Zartbittere Romanze

Wer nach den Feiertagen immer noch nicht genug hat von Süßem (gerade muss ich an die köstlichen Pralinen von Fassbender & Rausch in Berlin denken), kann in dem Film „Die anonymen Romantiker“ (Originaltitel: „Les émotifs anonymes“) weiterschwelgen. Darin geht es um zwei schüchterne Schokoliebhaber, die nach langem Hin und Her endlich zueinander finden.
Angélique, begabteste Pralinen-Designerin in ganz Frankreich, tritt als Vertriebskraft in Jean-Renés Pralinenmanufaktur ein, die vom Bankrott bedroht ist. Die beiden teilen nicht nur ihr Faible für Schokolade, sondern leiden unter Hochempfindsamkeit und sind deswegen in Therapie. Angélique besucht eine Selbsthilfegruppe, während Jean-Pierre durch Einzelsitzungen versucht, seine Schüchternheit zu überwinden. Das verliebte Paar verabredet sich zu romantischen Dates, die jedoch völlig anders verlaufen, als wir es gewohnt sind. Bei einem Abendessen muss der schweißgebadete Jean-René mehrmals sein Hemd wechseln, während Angélique dazu neigt, bei der kleinsten Aufregung mitten im Gespräch in Ohnmacht zu fallen.

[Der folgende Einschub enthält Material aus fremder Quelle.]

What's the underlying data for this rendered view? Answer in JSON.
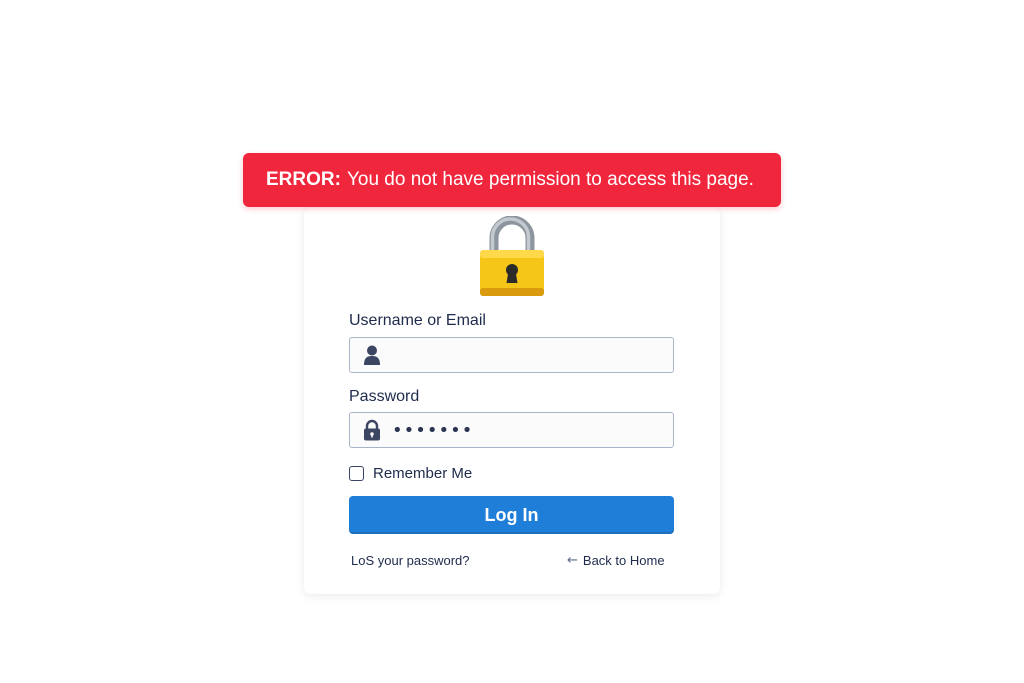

Ich wusste bisher wenig über hochsensible Menschen und konnte dank Jean-Pierre Améris Film sehr viel über ihr Leiden erfahren. Sie zeigen extreme Gefühlsreaktionen und sind voller Wünsche, die sie nicht ausleben können. Schon der einfachste soziale Umgang fällt ihnen schwer. Der Regisseur ist selbst betroffen und weiß, wovon er spricht. Während seiner langen Sitzungen bei den Anonymen Hochsensiblen konnte er viele Fakten und Details sammeln, bis er schließlich in der Lage war, einen Film über die Thematik zu drehen. In einem Interview sagte er einmal, dass er das Filmdrehen braucht, um auf Menschen zuzugehen. Das Drehbuch schrieb er mit seinem Co-Autor Philippe Blasband in einer Konditorei in Brüssel.